Friday, February 12, 2010

God. A biography - O Lord, God of my master Abraham

O Lord, God of my master, Abraham, grant me good fortune this day, and deal graciously with my master Abraham. (p 62).

So says Abraham's anonymous servant, gone to the well in a city in a foreign country, looking for a bride for Abraham's grown son, Isaac. Sarah has died. Abraham has purchased his first piece of promised land, a burial cave for his wife. This is, of course, after the big catharsis, after the games. Life has settled down. But, in the story, a revolution has happened.
To this point in God's story, God's actions have been all but motiveless and therefore numinously, ominously unpredictable. Suddenly, and this is a measure of the victory that Abraham has won over God by raising his knife against Isaac, God is beginning to become a known quantity, defined and constrained by his past commitments. (p61)
But even more, Abraham is counting on his god as an instrument. "Ancient Mesopotamian religion did know a category of a god with whom dealings at this level and in this manner were standard. This was the personal god, typically referred to by the name of his client; that is , as 'the god of X,' 'the god of Y,' and so on." (p63). Contrast this to the Canaanite god, El, "him whose authority over nature and society was broadest but whose involvement in any individual human being's life was smallest." (p61) A close, local fit to the Lord, yahweh.

It's like, in this part of Genesis, a single person, Abraham, is getting connected with personal agency, the big deal in Christianity, saved through your personal savior, protected by the hand of your god, grace.
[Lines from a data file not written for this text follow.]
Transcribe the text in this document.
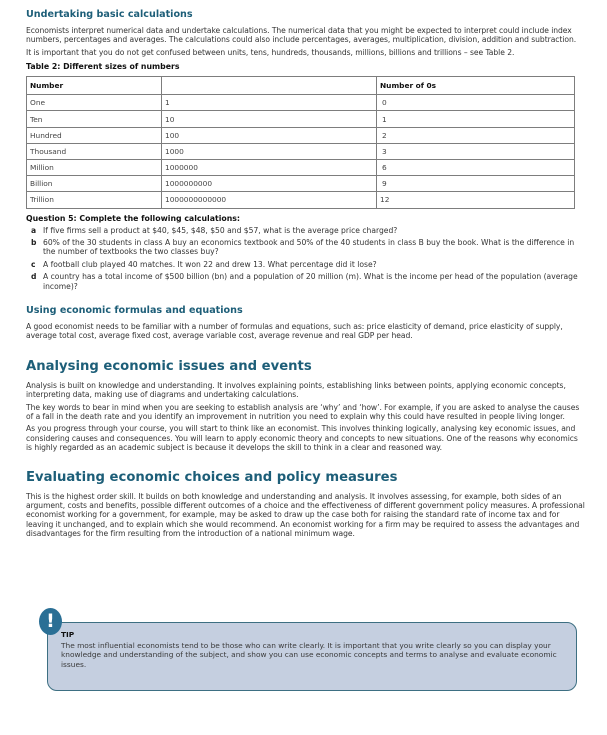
Undertaking basic calculations

Economists interpret numerical data and undertake calculations. The numerical data that you might be expected to interpret could include index numbers, percentages and averages. The calculations could also include percentages, averages, multiplication, division, addition and subtraction.

It is important that you do not get confused between units, tens, hundreds, thousands, millions, billions and trillions – see Table 2.

Table 2: Different sizes of numbers
Number		Number of 0s
One	1	0
Ten	10	1
Hundred	100	2
Thousand	1000	3
Million	1000000	6
Billion	1000000000	9
Trillion	1000000000000	12
Question 5: Complete the following calculations:
a If five firms sell a product at $40, $45, $48, $50 and $57, what is the average price charged?
b 60% of the 30 students in class A buy an economics textbook and 50% of the 40 students in class B buy the book. What is the difference in the number of textbooks the two classes buy?
c A football club played 40 matches. It won 22 and drew 13. What percentage did it lose?
d A country has a total income of $500 billion (bn) and a population of 20 million (m). What is the income per head of the population (average income)?
Using economic formulas and equations

A good economist needs to be familiar with a number of formulas and equations, such as: price elasticity of demand, price elasticity of supply, average total cost, average fixed cost, average variable cost, average revenue and real GDP per head.

Analysing economic issues and events

Analysis is built on knowledge and understanding. It involves explaining points, establishing links between points, applying economic concepts, interpreting data, making use of diagrams and undertaking calculations.

The key words to bear in mind when you are seeking to establish analysis are ‘why’ and ‘how’. For example, if you are asked to analyse the causes of a fall in the death rate and you identify an improvement in nutrition you need to explain why this could have resulted in people living longer.

As you progress through your course, you will start to think like an economist. This involves thinking logically, analysing key economic issues, and considering causes and consequences. You will learn to apply economic theory and concepts to new situations. One of the reasons why economics is highly regarded as an academic subject is because it develops the skill to think in a clear and reasoned way.

Evaluating economic choices and policy measures

This is the highest order skill. It builds on both knowledge and understanding and analysis. It involves assessing, for example, both sides of an argument, costs and benefits, possible different outcomes of a choice and the effectiveness of different government policy measures. A professional economist working for a government, for example, may be asked to draw up the case both for raising the standard rate of income tax and for leaving it unchanged, and to explain which she would recommend. An economist working for a firm may be required to assess the advantages and disadvantages for the firm resulting from the introduction of a national minimum wage.

!
TIP
The most influential economists tend to be those who can write clearly. It is important that you write clearly so you can display your knowledge and understanding of the subject, and show you can use economic concepts and terms to analyse and evaluate economic issues.
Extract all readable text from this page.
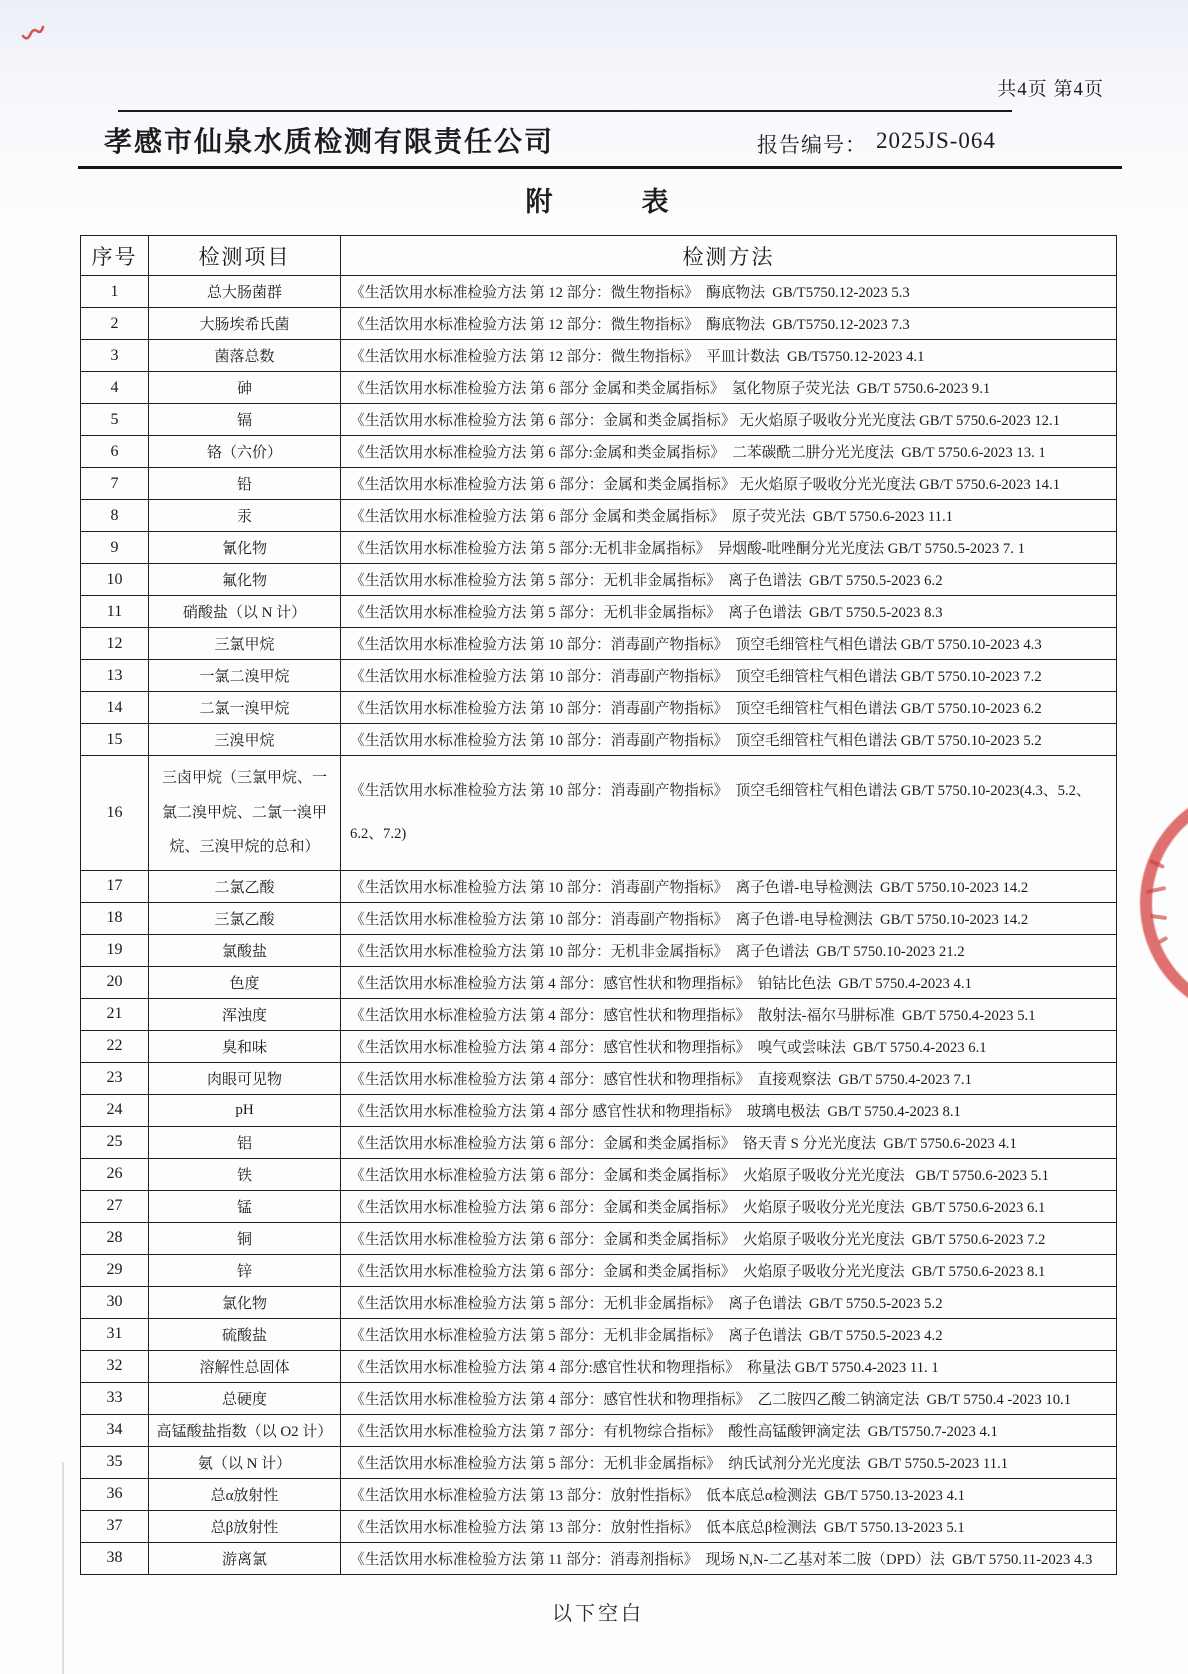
共4页 第4页
孝感市仙泉水质检测有限责任公司	报告编号： 2025JS-064
附　　　表
序号	检测项目	检测方法
1	总大肠菌群	《生活饮用水标准检验方法 第 12 部分：微生物指标》  酶底物法  GB/T5750.12-2023 5.3
2	大肠埃希氏菌	《生活饮用水标准检验方法 第 12 部分：微生物指标》  酶底物法  GB/T5750.12-2023 7.3
3	菌落总数	《生活饮用水标准检验方法 第 12 部分：微生物指标》  平皿计数法  GB/T5750.12-2023 4.1
4	砷	《生活饮用水标准检验方法 第 6 部分 金属和类金属指标》  氢化物原子荧光法  GB/T 5750.6-2023 9.1
5	镉	《生活饮用水标准检验方法 第 6 部分：金属和类金属指标》 无火焰原子吸收分光光度法 GB/T 5750.6-2023 12.1
6	铬（六价）	《生活饮用水标准检验方法 第 6 部分:金属和类金属指标》  二苯碳酰二肼分光光度法  GB/T 5750.6-2023 13. 1
7	铅	《生活饮用水标准检验方法 第 6 部分：金属和类金属指标》 无火焰原子吸收分光光度法 GB/T 5750.6-2023 14.1
8	汞	《生活饮用水标准检验方法 第 6 部分 金属和类金属指标》  原子荧光法  GB/T 5750.6-2023 11.1
9	氰化物	《生活饮用水标准检验方法 第 5 部分:无机非金属指标》  异烟酸-吡唑酮分光光度法 GB/T 5750.5-2023 7. 1
10	氟化物	《生活饮用水标准检验方法 第 5 部分：无机非金属指标》  离子色谱法  GB/T 5750.5-2023 6.2
11	硝酸盐（以 N 计）	《生活饮用水标准检验方法 第 5 部分：无机非金属指标》  离子色谱法  GB/T 5750.5-2023 8.3
12	三氯甲烷	《生活饮用水标准检验方法 第 10 部分：消毒副产物指标》  顶空毛细管柱气相色谱法 GB/T 5750.10-2023 4.3
13	一氯二溴甲烷	《生活饮用水标准检验方法 第 10 部分：消毒副产物指标》  顶空毛细管柱气相色谱法 GB/T 5750.10-2023 7.2
14	二氯一溴甲烷	《生活饮用水标准检验方法 第 10 部分：消毒副产物指标》  顶空毛细管柱气相色谱法 GB/T 5750.10-2023 6.2
15	三溴甲烷	《生活饮用水标准检验方法 第 10 部分：消毒副产物指标》  顶空毛细管柱气相色谱法 GB/T 5750.10-2023 5.2
16	三卤甲烷（三氯甲烷、一氯二溴甲烷、二氯一溴甲烷、三溴甲烷的总和）	《生活饮用水标准检验方法 第 10 部分：消毒副产物指标》  顶空毛细管柱气相色谱法 GB/T 5750.10-2023(4.3、5.2、6.2、7.2)
17	二氯乙酸	《生活饮用水标准检验方法 第 10 部分：消毒副产物指标》  离子色谱-电导检测法  GB/T 5750.10-2023 14.2
18	三氯乙酸	《生活饮用水标准检验方法 第 10 部分：消毒副产物指标》  离子色谱-电导检测法  GB/T 5750.10-2023 14.2
19	氯酸盐	《生活饮用水标准检验方法 第 10 部分：无机非金属指标》  离子色谱法  GB/T 5750.10-2023 21.2
20	色度	《生活饮用水标准检验方法 第 4 部分：感官性状和物理指标》  铂钴比色法  GB/T 5750.4-2023 4.1
21	浑浊度	《生活饮用水标准检验方法 第 4 部分：感官性状和物理指标》  散射法-福尔马肼标准  GB/T 5750.4-2023 5.1
22	臭和味	《生活饮用水标准检验方法 第 4 部分：感官性状和物理指标》  嗅气或尝味法  GB/T 5750.4-2023 6.1
23	肉眼可见物	《生活饮用水标准检验方法 第 4 部分：感官性状和物理指标》  直接观察法  GB/T 5750.4-2023 7.1
24	pH	《生活饮用水标准检验方法 第 4 部分 感官性状和物理指标》  玻璃电极法  GB/T 5750.4-2023 8.1
25	铝	《生活饮用水标准检验方法 第 6 部分：金属和类金属指标》  铬天青 S 分光光度法  GB/T 5750.6-2023 4.1
26	铁	《生活饮用水标准检验方法 第 6 部分：金属和类金属指标》  火焰原子吸收分光光度法   GB/T 5750.6-2023 5.1
27	锰	《生活饮用水标准检验方法 第 6 部分：金属和类金属指标》  火焰原子吸收分光光度法  GB/T 5750.6-2023 6.1
28	铜	《生活饮用水标准检验方法 第 6 部分：金属和类金属指标》  火焰原子吸收分光光度法  GB/T 5750.6-2023 7.2
29	锌	《生活饮用水标准检验方法 第 6 部分：金属和类金属指标》  火焰原子吸收分光光度法  GB/T 5750.6-2023 8.1
30	氯化物	《生活饮用水标准检验方法 第 5 部分：无机非金属指标》  离子色谱法  GB/T 5750.5-2023 5.2
31	硫酸盐	《生活饮用水标准检验方法 第 5 部分：无机非金属指标》  离子色谱法  GB/T 5750.5-2023 4.2
32	溶解性总固体	《生活饮用水标准检验方法 第 4 部分:感官性状和物理指标》  称量法 GB/T 5750.4-2023 11. 1
33	总硬度	《生活饮用水标准检验方法 第 4 部分：感官性状和物理指标》  乙二胺四乙酸二钠滴定法  GB/T 5750.4 -2023 10.1
34	高锰酸盐指数（以 O2 计）	《生活饮用水标准检验方法 第 7 部分：有机物综合指标》  酸性高锰酸钾滴定法  GB/T5750.7-2023 4.1
35	氨（以 N 计）	《生活饮用水标准检验方法 第 5 部分：无机非金属指标》  纳氏试剂分光光度法  GB/T 5750.5-2023 11.1
36	总α放射性	《生活饮用水标准检验方法 第 13 部分：放射性指标》  低本底总α检测法  GB/T 5750.13-2023 4.1
37	总β放射性	《生活饮用水标准检验方法 第 13 部分：放射性指标》  低本底总β检测法  GB/T 5750.13-2023 5.1
38	游离氯	《生活饮用水标准检验方法 第 11 部分：消毒剂指标》  现场 N,N-二乙基对苯二胺（DPD）法  GB/T 5750.11-2023 4.3
以下空白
The ties that bind. "Abraham's servant knows that his master worships a god named yahweh, 'the Lord,' but he sees fit to address him doubly: 'O Lord [yahweh], God of my master Abraham.'"
It is just by such shifts, as one person talks about another's god, that religion changes. Some of the changes are deliberate, others accidental. (p64)
So in the story, this crazy, unpredictable personality, becomes intimately available to a figurehead as a personal agency, through a compounding of local ideas on divinity, through an identification of names. A plausible etiology of the compound character evolving through this story. But, regardless, the change is evident in the story, without explanation. Later, this agency is passed on through the generations: "the God of Isaac," "the God of Jacob." After that, it is passed on to a tribe or whatever--a people, a nation, Israel.